At this point, I have a few other Tales of the Agents stories, adapted from what I know about intelligence and special operations. I read about an operator in Yemen, I think, who got sick from eating uncooked meat, and thought about an operator who became a lycanthrope, and the options he has back in the world. I read about CIA's memorial wall, with certain stars being of diffent color because their lives are still classified, and considered a third color that might be applicable when you're dealing with the posessed and the undead. Beyond those, we might be able to look into middleeastern fantasy, with inspiration from 1001 Nights to Raiders of the Lost Ark.

But as established, there's limited interaction from the outside, so to get our Slayer to know what's going on with the rest of the world is to send her home and then make home weird. IEDs solve that issue, and provide all sorts of issues, beyond the PTSD, that serve to separate the happy young women from the tortured Slayers we love to write and read.

But then we get into a line from the Sex Pistols: "A cheap holiday into other people's misery." The military hasn't been my culture since my 18th birthday (AF brat), and I never really saw the working part of it.

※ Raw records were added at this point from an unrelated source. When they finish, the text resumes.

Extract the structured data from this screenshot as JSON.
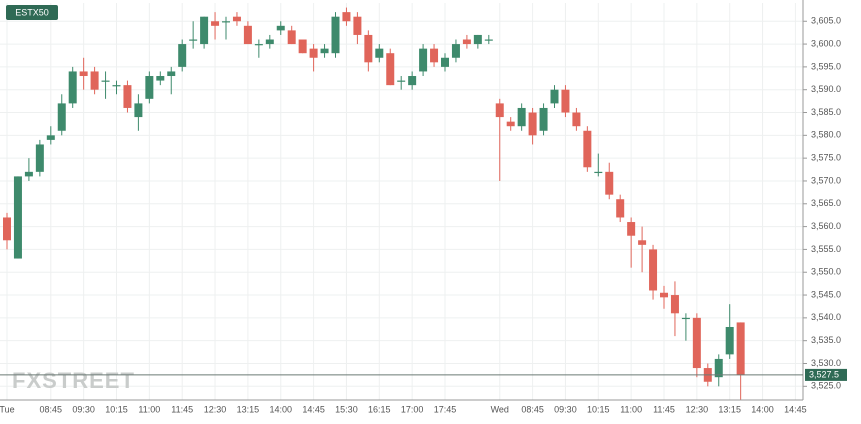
{
  "chart_data": {
    "type": "candlestick",
    "badge": "ESTX50",
    "watermark": "FXSTREET",
    "categories": [
      "Tue",
      null,
      null,
      null,
      "08:45",
      null,
      null,
      "09:30",
      null,
      null,
      "10:15",
      null,
      null,
      "11:00",
      null,
      null,
      "11:45",
      null,
      null,
      "12:30",
      null,
      null,
      "13:15",
      null,
      null,
      "14:00",
      null,
      null,
      "14:45",
      null,
      null,
      "15:30",
      null,
      null,
      "16:15",
      null,
      null,
      "17:00",
      null,
      null,
      "17:45",
      null,
      null,
      null,
      null,
      "Wed",
      null,
      null,
      "08:45",
      null,
      null,
      "09:30",
      null,
      null,
      "10:15",
      null,
      null,
      "11:00",
      null,
      null,
      "11:45",
      null,
      null,
      "12:30",
      null,
      null,
      "13:15",
      null,
      null,
      "14:00",
      null,
      null,
      "14:45"
    ],
    "open": [
      3562,
      3553,
      3571,
      3572,
      3579,
      3581,
      3587,
      3594,
      3594,
      3592,
      3591,
      3591,
      3584,
      3588,
      3592,
      3593,
      3595,
      3601,
      3600,
      3605,
      3605,
      3606,
      3604,
      3600,
      3600,
      3603,
      3603,
      3601,
      3599,
      3598,
      3598,
      3607,
      3606,
      3602,
      3597,
      3598,
      3592,
      3591,
      3594,
      3599,
      3595,
      3597,
      3601,
      3600,
      3601,
      3587,
      3583,
      3582,
      3585,
      3581,
      3587,
      3590,
      3585,
      3581,
      3572,
      3572,
      3566,
      3561,
      3557,
      3555,
      3545.5,
      3545,
      3540,
      3540,
      3529,
      3527,
      3532,
      3539,
      null,
      null,
      null,
      null,
      null
    ],
    "high": [
      3563,
      3571,
      3575,
      3579,
      3582,
      3589,
      3595,
      3597,
      3595,
      3594,
      3592,
      3592,
      3589,
      3594,
      3594,
      3595,
      3601,
      3605,
      3606,
      3607,
      3606,
      3607,
      3605,
      3601,
      3602,
      3605,
      3604,
      3601,
      3600,
      3600,
      3607,
      3608,
      3607,
      3603,
      3600,
      3599,
      3593,
      3594,
      3600,
      3600,
      3598,
      3601,
      3602,
      3602,
      3602,
      3588,
      3584,
      3587,
      3586,
      3587,
      3591,
      3591,
      3586,
      3582,
      3576,
      3574,
      3567,
      3562,
      3560,
      3556,
      3547,
      3548,
      3541,
      3541,
      3530,
      3532,
      3543,
      3539,
      null,
      null,
      null,
      null,
      null
    ],
    "low": [
      3555,
      3553,
      3570,
      3571,
      3578,
      3580,
      3586,
      3590,
      3589,
      3588,
      3589,
      3585,
      3581,
      3587,
      3591,
      3589,
      3594,
      3599,
      3599,
      3601,
      3601,
      3604,
      3600,
      3597,
      3599,
      3602,
      3600,
      3598,
      3594,
      3597,
      3597,
      3604,
      3600,
      3594,
      3596,
      3591,
      3590,
      3590,
      3593,
      3595,
      3594,
      3596,
      3599,
      3599,
      3600,
      3570,
      3581,
      3581,
      3578,
      3580,
      3586,
      3584,
      3581,
      3572,
      3571,
      3566,
      3561,
      3551,
      3550,
      3544,
      3542,
      3536,
      3535,
      3527,
      3525,
      3525,
      3531,
      3522,
      null,
      null,
      null,
      null,
      null
    ],
    "close": [
      3557,
      3571,
      3572,
      3578,
      3580,
      3587,
      3594,
      3593,
      3590,
      3592,
      3591,
      3586,
      3587,
      3593,
      3593,
      3594,
      3600,
      3601,
      3606,
      3604,
      3605,
      3605,
      3600,
      3600,
      3601,
      3604,
      3600,
      3598,
      3597,
      3599,
      3606,
      3605,
      3602,
      3596,
      3599,
      3591,
      3592,
      3593,
      3599,
      3596,
      3597,
      3600,
      3600,
      3602,
      3601,
      3584,
      3582,
      3586,
      3580,
      3586,
      3590,
      3585,
      3582,
      3573,
      3572,
      3567,
      3562,
      3558,
      3556,
      3546,
      3544.5,
      3541,
      3540,
      3529,
      3526,
      3531,
      3538,
      3527.5,
      null,
      null,
      null,
      null,
      null
    ],
    "up_color": "#3e8a6c",
    "down_color": "#e0655a",
    "last_price": {
      "value": 3527.5,
      "label": "3,527.5"
    },
    "ylim": [
      3522,
      3609
    ],
    "yticks": [
      {
        "value": 3525,
        "label": "3,525.0"
      },
      {
        "value": 3530,
        "label": "3,530.0"
      },
      {
        "value": 3535,
        "label": "3,535.0"
      },
      {
        "value": 3540,
        "label": "3,540.0"
      },
      {
        "value": 3545,
        "label": "3,545.0"
      },
      {
        "value": 3550,
        "label": "3,550.0"
      },
      {
        "value": 3555,
        "label": "3,555.0"
      },
      {
        "value": 3560,
        "label": "3,560.0"
      },
      {
        "value": 3565,
        "label": "3,565.0"
      },
      {
        "value": 3570,
        "label": "3,570.0"
      },
      {
        "value": 3575,
        "label": "3,575.0"
      },
      {
        "value": 3580,
        "label": "3,580.0"
      },
      {
        "value": 3585,
        "label": "3,585.0"
      },
      {
        "value": 3590,
        "label": "3,590.0"
      },
      {
        "value": 3595,
        "label": "3,595.0"
      },
      {
        "value": 3600,
        "label": "3,600.0"
      },
      {
        "value": 3605,
        "label": "3,605.0"
      }
    ],
    "grid": true
  }
}
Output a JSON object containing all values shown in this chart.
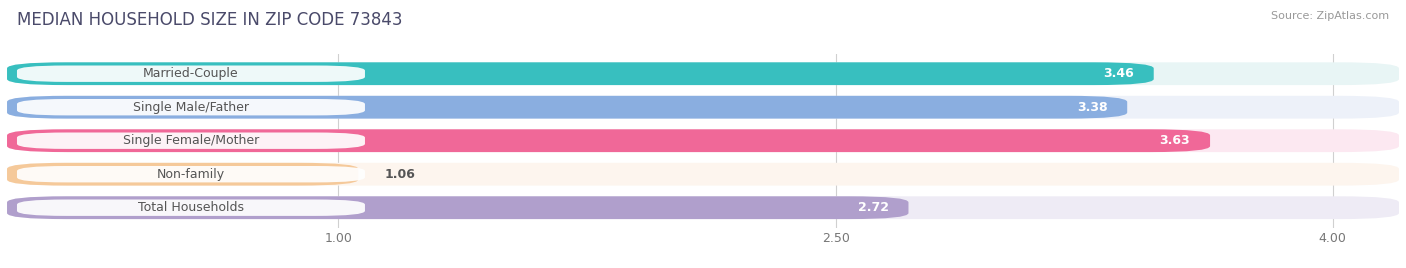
{
  "title": "MEDIAN HOUSEHOLD SIZE IN ZIP CODE 73843",
  "source": "Source: ZipAtlas.com",
  "categories": [
    "Married-Couple",
    "Single Male/Father",
    "Single Female/Mother",
    "Non-family",
    "Total Households"
  ],
  "values": [
    3.46,
    3.38,
    3.63,
    1.06,
    2.72
  ],
  "bar_colors": [
    "#38bfbf",
    "#8aaee0",
    "#f06898",
    "#f5c99a",
    "#b09fcc"
  ],
  "bar_bg_colors": [
    "#e8f5f5",
    "#edf1f9",
    "#fce8f1",
    "#fdf5ee",
    "#eeebf5"
  ],
  "xlim_max": 4.2,
  "xticks": [
    1.0,
    2.5,
    4.0
  ],
  "label_text_color": "#555555",
  "value_colors_inside": [
    "white",
    "white",
    "white"
  ],
  "value_colors_outside": [
    "#888888",
    "#888888"
  ],
  "title_fontsize": 12,
  "source_fontsize": 8,
  "label_fontsize": 9,
  "value_fontsize": 9
}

We say that the undead are drawn to the misery of war zones, and it's ... okay when it's the Boxer Rebellion 100 years ago but seems wrong for the Second Battle of Fallujah. Too soon and all that.

Plus, practically, because I have a lot of in-theater flashback stuff, I kinda need the fic to be long so it isn't overpowered by all that flashbacky, and if I'm doing Gen, I need at least a Walsh-into-ADAM quality bad. Faith's S4 arc took four episodes, so I need about four episodes worth of content. I had none of that in the early 2000s, so I let it sit.

I'm finding that my creative outlets change with where I'm working, and with my new job, I'm engaging my fannishness for the first time in a decade. I believe I know who the big bad is. I believe I know the through line. I have tightened up some of the flashbacks, I have sketched out some supporting characters, and I have a sense of the arc. I actually have a cracker-jack ending as well.